Swan Song

Greg Lundgren

December 10, 2012

It will make people break laws and protect the poor and fuck complete strangers and do terrible things. This sculpture will make people take care of each other, but not all the time. This sculpture will recalibrate us all – turn us into the things we have been all along.

Sculpture #3

This sculpture didn’t change the world in any substantial way, nor did it sell for a million dollars. It wasn’t even created by a “professional” sculptor, just someone who had an idea that couldn’t quite be expressed with writing or music or painting. It had to be expressed as a three dimensional sculpture, and even with limited talent, that is what he set off to do.

This sculpture took a very long time to create. There were weeks when the artist just walked around his creation, studied it from every angle, puzzled, frustrated, uncertain. He read books, he took classes, this was that important to him – a critical operation – his life depended upon it. And for an entire year, this sculpture just wasn’t quite right. There were parts that were interesting, but it failed to capture his voice, it failed to capture the ideas that his vocal cords and his keyboard were ill-equipped to fabricate.

This sculpture was painstaking. This sculpture was a pain in the ass. This sculpture caused countless sleepless nights. But three years later, the artist (drunk) had his eureka moment, raced out to his garage and spent the next 134 hours frantically capturing the answer that he feared would disappear like the memory of a dream. And one day, this sculpture was finished.

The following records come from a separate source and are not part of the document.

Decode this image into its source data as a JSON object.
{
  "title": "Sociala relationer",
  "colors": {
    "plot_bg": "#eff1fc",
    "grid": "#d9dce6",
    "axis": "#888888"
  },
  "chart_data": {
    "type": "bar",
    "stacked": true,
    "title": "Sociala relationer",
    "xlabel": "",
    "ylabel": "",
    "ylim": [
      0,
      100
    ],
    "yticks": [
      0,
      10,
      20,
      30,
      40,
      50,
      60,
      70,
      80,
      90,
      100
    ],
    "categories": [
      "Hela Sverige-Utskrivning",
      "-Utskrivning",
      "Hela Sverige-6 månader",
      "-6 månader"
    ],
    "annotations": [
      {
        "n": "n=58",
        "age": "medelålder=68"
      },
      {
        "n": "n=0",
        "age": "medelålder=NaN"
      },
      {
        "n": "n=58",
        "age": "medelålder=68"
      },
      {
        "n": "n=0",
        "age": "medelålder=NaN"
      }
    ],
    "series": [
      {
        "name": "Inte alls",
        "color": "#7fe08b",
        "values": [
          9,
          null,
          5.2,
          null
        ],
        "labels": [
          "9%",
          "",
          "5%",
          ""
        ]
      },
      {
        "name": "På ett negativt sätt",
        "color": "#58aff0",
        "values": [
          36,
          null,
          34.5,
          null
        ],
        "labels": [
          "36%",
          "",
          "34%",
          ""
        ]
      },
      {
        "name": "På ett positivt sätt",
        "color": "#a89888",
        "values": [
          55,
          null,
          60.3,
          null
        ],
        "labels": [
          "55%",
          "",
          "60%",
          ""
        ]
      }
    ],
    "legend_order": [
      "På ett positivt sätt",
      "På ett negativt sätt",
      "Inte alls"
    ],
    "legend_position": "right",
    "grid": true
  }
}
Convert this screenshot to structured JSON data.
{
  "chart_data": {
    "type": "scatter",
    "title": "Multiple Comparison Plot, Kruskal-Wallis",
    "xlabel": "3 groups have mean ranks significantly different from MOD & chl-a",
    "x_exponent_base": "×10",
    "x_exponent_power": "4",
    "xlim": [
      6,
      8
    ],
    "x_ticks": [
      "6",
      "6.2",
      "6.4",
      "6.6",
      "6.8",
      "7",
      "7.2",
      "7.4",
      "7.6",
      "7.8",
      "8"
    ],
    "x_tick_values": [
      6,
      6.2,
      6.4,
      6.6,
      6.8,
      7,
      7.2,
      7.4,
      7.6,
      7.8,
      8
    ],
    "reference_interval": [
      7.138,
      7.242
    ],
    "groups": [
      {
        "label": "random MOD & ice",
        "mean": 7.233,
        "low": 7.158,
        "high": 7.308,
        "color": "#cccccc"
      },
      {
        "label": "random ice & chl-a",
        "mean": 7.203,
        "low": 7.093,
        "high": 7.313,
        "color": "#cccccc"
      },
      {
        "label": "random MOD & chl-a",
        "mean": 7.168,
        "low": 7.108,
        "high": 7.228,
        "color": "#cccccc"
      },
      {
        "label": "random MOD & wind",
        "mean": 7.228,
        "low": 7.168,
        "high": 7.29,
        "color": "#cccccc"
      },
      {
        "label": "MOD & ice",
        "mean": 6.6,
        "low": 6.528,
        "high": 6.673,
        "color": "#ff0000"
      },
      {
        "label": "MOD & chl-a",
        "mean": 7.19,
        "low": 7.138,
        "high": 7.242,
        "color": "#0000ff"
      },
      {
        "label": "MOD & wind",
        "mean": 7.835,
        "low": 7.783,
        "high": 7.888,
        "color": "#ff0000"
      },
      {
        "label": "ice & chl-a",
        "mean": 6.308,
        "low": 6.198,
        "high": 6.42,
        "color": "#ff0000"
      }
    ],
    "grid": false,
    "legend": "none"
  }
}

Other people did not appreciate this sculpture. Certainly his friends and family applauded the tenacity of his summit, but strangers – curators, dealers, artists – it just failed to resonate with them. You could say that this sculpture was rather ignored by the world at large.

The artist, elated by his breakthrough, was taken back that others did not see the clarity of his expression or applaud his great feat. He was frustrated that this sculpture did not sway the dealers or the critics or the curators who guarded the gates of contemporary art. This sculpture was shown briefly in the record store his friend Carl owned. This sculpture was donated to an auction for a very good cause but failed to garner a single bid. Years past and the artist maintained his conviction – this was the greatest achievement of his life – this embodied something greater than himself, it defied words and explanation – it was his swan song. He never created another sculpture in his life.

This sculpture was given as a gift to an old girlfriend who bought a big house and had all of this room but no money to purchase furniture or art or much of anything else. For a few days this sculpture looked good in this big, clean, empty house, but as other stuff came in, as rugs and couches and track lighting were installed, this sculpture sank back into unassuming mediocrity. It gathered dust. It was moved into the office. It was moved outside next to the pond. And one day her interior designer put his foot down and had this sculpture taken to a local Goodwill, where it was priced very reasonably. And on half price pink tag day, a local book dealer purchased this sculpture for $15.49, took it home and wrapped it in carpet remnants. His four cats absolutely adored it.